Recent studies show that parents can no longer afford to be the main source of college funding for students. As a consequence, today, most students take out loans to pay for their college education. This type of debt can be a wise investment, experts say, but students need to carefully consider how much is too much to borrow. U.S. News has some tips on how to manage student debt.
Look at the Total Cost of College
Tuition is only the tip of the iceberg for college expenses. Students should also factor in books, housing, meals and transportation. “People look at tuition and think, ‘Oh, that’s what I need,’” Suzanna de Baca of Ameriprise Financial told U.S. News last year. “They don’t really make a good list of all the different expenses that are involved.”
Once students calculate their total costs, they can figure out how to cover their expenses. Grants, scholarships and college savings plans should be used before loans come into play, experts say. Students should also deduct potential earnings from any part-time jobs, like waiting tables, from their total costs to determine what they need.
Colleges set tuition and fees, so those costs are easy to budget for. Housing, meals and entertainment expenses are another story. It may be tempting to live in an expensive off-campus apartment or eat out every night, but borrowers should be frugal whenever possible, experts say.
Student loans aren’t free money. The more you borrow, the longer it will take to pay off your debt. Before signing on the dotted line, consider declining any excess loans.
“We encourage reducing loans if they don’t need it,” Sara Harrington, assistant director of academic progress and loans at the University of Iowa, told U.S. News.
Talk to Others Who Can Help
Most first-time college students have minimal experience with managing money, much less borrowing large sums.
Seek out advice from college graduates, parents and especially your school’s financial aid office to ensure you are not making any financial aid missteps, experts say.

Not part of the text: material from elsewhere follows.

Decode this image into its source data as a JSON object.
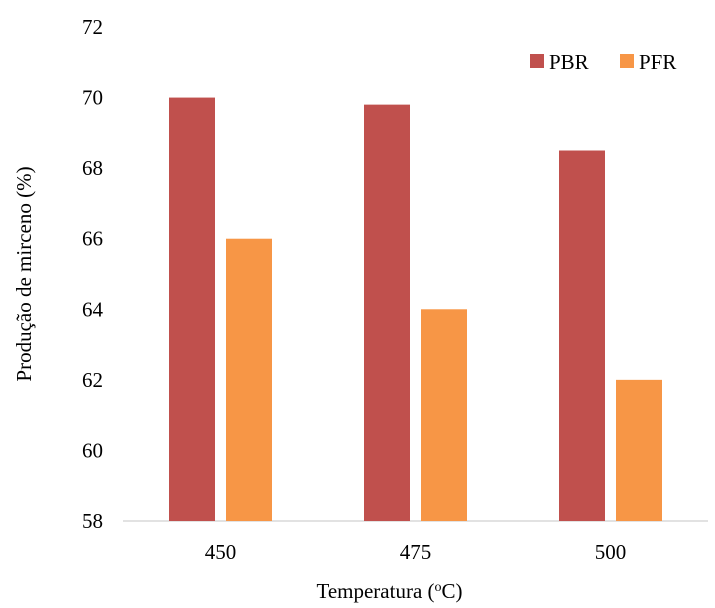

At some point, student loans need to be repaid. Students should be clear not only on what the repayment terms are, but how much the payments will be. The Department of Education’s repayment comparison calculator gives students an estimate of monthly loan payments for federal loans under various repayment plans.
Once you know the payments you will face after graduation, make sure you can afford them. The goal is to owe less than what your starting salary will be after graduation, financial aid expert Mark Kantrowitz told U.S. News last year.
Sites such as PayScale list the average starting salary for a variety of majors, including elementary education.
Pay Attention to What and How You Borrow
“Always exhaust federal loans before going to private,” says Sara Harrington, assistant director of academic progress and loans at the University of Iowa.
If federal loans are insufficient or unavailable, evaluate private loan offerings, keeping in mind interest rates and repayment terms. Taking on student loan debt can be a smart financial move, if it is well researched, experts say.
“I think we’ve given the impression to some parents and students that borrowing at all is dangerous,” Brian Lindeman, financial aid director at Macalester College, told U.S. News last year. “A reasonable amount of student debt can be one of the best investments a student will ever make.”
College is not a one-year enterprise, and student loans pile up along the way.
“It’s really important for students to be aware of how much they are borrowing,” says Sara Harrington with the University of Iowa. “Not just one year at a time, but the cumulative effect of it.”
Borrowers can use the National Student Loan Data System to stay on top of all their federal loans, including outstanding interest.